Foi na Segunda Guerra Mundial que a empresa começou a ganhar força na sua componente de transitário marítimo e ferroviário. Em 1939 Portugal era um país neutro, a Garland Laidley (era assim que se chamava na altura) representou em Portugal os interesses do Ministério da Marinha britânico e do Secretariado Naval Americano, sendo também a representante oficial do ministério britânico do Abastecimento e Agricultura e da secretaria de Estado suíça dos Transportes. Resultado: mais de 200 despachantes a trabalhar para dar seguimento a toda a carga. “Portugal era um hub, recebia cargas de todo o lado”, comenta Peter Dawson.

É a localização privilegiada de Portugal que alimenta o optimismo. “Um dos maiores bens que Portugal tem é a sua Costa Atlântica. Coloca-o mais perto da Europa do Norte e da Africa, dos Estados Unidos e da América do Sul”, recorda. Mas a experiência tem-lhe mostrado que o que poderia ser uma vantagem também pode ser “uma tragédia”. “O tempo que se perdeu com Sines foi uma tragédia. Demorou mais de 30 anos a começar a trazer contentores para aquele porto! Entretanto, perdemos a oportunidade para Barcelona e Algeciras”, acusa. 
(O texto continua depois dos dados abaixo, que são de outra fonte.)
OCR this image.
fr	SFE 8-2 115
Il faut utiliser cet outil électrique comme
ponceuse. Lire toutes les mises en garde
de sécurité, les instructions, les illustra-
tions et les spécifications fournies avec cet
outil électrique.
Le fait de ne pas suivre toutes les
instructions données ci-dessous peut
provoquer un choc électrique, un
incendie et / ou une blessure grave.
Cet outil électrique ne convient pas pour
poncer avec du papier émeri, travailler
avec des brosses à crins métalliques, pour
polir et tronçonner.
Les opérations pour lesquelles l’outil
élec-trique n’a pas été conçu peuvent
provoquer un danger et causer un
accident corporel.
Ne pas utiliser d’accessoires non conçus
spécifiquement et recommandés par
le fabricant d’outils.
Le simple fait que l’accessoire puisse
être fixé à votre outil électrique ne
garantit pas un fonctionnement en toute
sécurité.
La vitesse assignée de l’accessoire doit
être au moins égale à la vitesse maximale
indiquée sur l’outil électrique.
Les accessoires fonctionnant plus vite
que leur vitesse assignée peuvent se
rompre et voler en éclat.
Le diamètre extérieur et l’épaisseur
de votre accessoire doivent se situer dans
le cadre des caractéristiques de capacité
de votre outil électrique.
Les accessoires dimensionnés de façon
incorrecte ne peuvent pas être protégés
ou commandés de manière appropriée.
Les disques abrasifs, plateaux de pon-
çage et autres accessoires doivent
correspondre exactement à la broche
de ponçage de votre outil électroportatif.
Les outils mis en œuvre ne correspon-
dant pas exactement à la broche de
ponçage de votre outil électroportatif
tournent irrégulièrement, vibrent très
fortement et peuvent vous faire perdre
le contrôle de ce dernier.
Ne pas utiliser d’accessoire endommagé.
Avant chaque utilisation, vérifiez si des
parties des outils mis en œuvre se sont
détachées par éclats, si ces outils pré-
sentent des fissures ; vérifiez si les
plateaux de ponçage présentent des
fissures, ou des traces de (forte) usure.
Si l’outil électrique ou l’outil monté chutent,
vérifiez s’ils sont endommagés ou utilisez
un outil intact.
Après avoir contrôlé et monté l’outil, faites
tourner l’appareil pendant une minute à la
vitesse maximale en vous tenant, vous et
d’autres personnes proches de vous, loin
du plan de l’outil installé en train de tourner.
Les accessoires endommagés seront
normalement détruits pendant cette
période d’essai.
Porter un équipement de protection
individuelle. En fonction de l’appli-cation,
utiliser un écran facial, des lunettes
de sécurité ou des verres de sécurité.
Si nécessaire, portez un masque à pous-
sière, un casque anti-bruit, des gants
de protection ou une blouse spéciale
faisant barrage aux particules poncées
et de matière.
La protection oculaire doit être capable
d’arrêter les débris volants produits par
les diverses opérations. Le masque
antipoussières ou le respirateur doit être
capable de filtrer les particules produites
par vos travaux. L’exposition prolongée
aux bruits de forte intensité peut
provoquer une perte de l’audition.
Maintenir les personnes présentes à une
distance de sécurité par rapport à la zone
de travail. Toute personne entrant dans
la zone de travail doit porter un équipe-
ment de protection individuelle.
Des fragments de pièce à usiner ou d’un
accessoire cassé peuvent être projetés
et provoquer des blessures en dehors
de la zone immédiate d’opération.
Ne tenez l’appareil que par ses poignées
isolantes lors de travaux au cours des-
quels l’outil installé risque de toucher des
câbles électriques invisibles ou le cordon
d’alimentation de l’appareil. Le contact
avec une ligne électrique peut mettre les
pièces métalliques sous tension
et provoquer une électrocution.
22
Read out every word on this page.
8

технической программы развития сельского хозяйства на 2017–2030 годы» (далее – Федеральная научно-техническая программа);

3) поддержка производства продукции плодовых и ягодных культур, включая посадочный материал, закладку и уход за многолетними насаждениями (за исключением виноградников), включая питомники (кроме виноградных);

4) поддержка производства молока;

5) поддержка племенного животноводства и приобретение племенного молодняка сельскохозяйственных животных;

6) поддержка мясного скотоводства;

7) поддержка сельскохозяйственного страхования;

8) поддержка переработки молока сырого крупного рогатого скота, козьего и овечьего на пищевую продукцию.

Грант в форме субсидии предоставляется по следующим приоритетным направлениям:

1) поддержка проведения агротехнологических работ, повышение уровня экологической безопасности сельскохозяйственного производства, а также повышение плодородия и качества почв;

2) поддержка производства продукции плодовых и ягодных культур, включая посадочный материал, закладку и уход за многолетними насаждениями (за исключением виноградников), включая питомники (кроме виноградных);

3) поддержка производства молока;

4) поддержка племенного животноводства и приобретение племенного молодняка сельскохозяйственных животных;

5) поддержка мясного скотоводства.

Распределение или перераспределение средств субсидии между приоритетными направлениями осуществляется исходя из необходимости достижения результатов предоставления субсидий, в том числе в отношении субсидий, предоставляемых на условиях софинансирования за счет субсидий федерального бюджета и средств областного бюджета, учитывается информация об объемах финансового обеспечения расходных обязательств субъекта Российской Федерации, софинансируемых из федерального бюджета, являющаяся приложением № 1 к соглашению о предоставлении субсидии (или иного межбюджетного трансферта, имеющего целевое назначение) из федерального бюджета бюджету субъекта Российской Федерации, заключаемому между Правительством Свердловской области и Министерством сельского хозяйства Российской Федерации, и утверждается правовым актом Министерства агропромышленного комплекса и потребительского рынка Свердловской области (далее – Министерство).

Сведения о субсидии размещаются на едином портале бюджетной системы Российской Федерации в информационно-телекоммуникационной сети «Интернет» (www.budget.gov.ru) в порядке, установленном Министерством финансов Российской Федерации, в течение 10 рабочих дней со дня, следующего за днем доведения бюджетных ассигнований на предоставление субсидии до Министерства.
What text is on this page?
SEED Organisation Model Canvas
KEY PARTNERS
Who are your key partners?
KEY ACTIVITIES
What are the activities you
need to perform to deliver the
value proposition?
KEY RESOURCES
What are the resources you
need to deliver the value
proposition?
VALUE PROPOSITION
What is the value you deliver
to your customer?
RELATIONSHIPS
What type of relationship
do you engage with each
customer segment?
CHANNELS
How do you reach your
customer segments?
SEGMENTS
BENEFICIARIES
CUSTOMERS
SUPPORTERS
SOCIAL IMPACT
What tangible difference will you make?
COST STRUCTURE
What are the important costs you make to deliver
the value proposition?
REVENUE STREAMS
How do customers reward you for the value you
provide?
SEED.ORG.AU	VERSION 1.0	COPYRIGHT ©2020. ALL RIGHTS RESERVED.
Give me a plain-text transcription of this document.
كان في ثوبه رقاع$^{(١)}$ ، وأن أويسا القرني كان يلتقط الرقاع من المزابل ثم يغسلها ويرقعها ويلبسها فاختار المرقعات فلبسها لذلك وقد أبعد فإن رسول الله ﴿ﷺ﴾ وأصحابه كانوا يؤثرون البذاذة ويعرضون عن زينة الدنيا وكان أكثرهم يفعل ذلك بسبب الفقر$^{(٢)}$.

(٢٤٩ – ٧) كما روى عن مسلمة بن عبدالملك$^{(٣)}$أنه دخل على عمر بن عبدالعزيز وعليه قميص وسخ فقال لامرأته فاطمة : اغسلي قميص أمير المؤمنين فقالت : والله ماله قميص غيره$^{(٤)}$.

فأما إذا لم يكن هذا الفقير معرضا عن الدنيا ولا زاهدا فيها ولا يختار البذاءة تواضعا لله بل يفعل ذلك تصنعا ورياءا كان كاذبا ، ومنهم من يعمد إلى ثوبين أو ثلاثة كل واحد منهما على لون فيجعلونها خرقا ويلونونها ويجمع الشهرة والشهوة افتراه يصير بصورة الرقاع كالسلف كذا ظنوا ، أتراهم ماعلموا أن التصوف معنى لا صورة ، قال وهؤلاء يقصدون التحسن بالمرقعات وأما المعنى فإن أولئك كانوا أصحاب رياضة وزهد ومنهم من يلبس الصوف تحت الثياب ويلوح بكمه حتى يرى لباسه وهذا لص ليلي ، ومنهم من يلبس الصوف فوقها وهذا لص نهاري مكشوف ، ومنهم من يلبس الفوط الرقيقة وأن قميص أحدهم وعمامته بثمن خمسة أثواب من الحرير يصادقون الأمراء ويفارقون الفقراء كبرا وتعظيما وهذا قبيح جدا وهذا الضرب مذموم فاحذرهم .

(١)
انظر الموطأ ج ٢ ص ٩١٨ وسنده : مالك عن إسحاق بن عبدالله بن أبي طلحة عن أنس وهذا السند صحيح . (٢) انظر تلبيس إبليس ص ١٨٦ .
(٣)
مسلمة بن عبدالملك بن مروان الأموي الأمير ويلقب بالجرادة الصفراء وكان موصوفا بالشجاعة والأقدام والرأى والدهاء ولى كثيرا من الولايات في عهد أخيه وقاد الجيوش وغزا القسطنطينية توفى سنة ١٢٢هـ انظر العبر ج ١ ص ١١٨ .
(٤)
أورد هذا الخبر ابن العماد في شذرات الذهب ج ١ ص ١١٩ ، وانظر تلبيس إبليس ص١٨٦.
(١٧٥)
O caso do Porto de Lisboa e do conflito entre operadores e estivadores também lhe tirou o sossego. No primeiro ciclo de greves, perderam uma linha que nunca mais voltou. No último, tiveram uma linha suspensa e muitas outras ameaças de desistência. Este primeiro semestre deverá levar a impactos negativos da facturação da Garland, na componente de navegação, em cerca de 20%. 

“Este foi um ano difícil, com desafios. Mas crise, crise, deve ter sido a que se viveu no tempo da transição da Monarquia para a República”, afirma o presidente da empresa. “Quantas crises houve desde 1776?”, questiona, para relativizar os receios com os problemas que cada geração de Garlands e de Dawsons teve de enfrentar. 

Agora, é a vitória do “Brexit” que lhe trouxe maiores surpresas. “Parece que o Reino Unido vai ter de ceder num dos seus dois objectivos de saída da União Europeia. Ou cede na liberdade do comércio entre o Reino Unido e a União Europeia ou cede no objectivo de travar a livre circulação de imigrantes. Ter os dois não me parece viável”, estima Bruce Dawson. Sobre o impacto directo na Garland diz que, ainda assim, não será muito significativo. 

Depois de anos sucessivos a crescer a dois dígitos, o ano de 2016 deverá fechar com um desempenho mais modesto mas positivo. A Garland especializou-se na carga contentorizada a granel e, na área da logística, são os serviços integrados de gestão de stocks, distribuição, e etiquetagem que lhe traz mais-valia. Uma das áreas fortes e distintivas do grupo é a secção de “pendurados” — a roupa que está em cabides dentro de um contentor.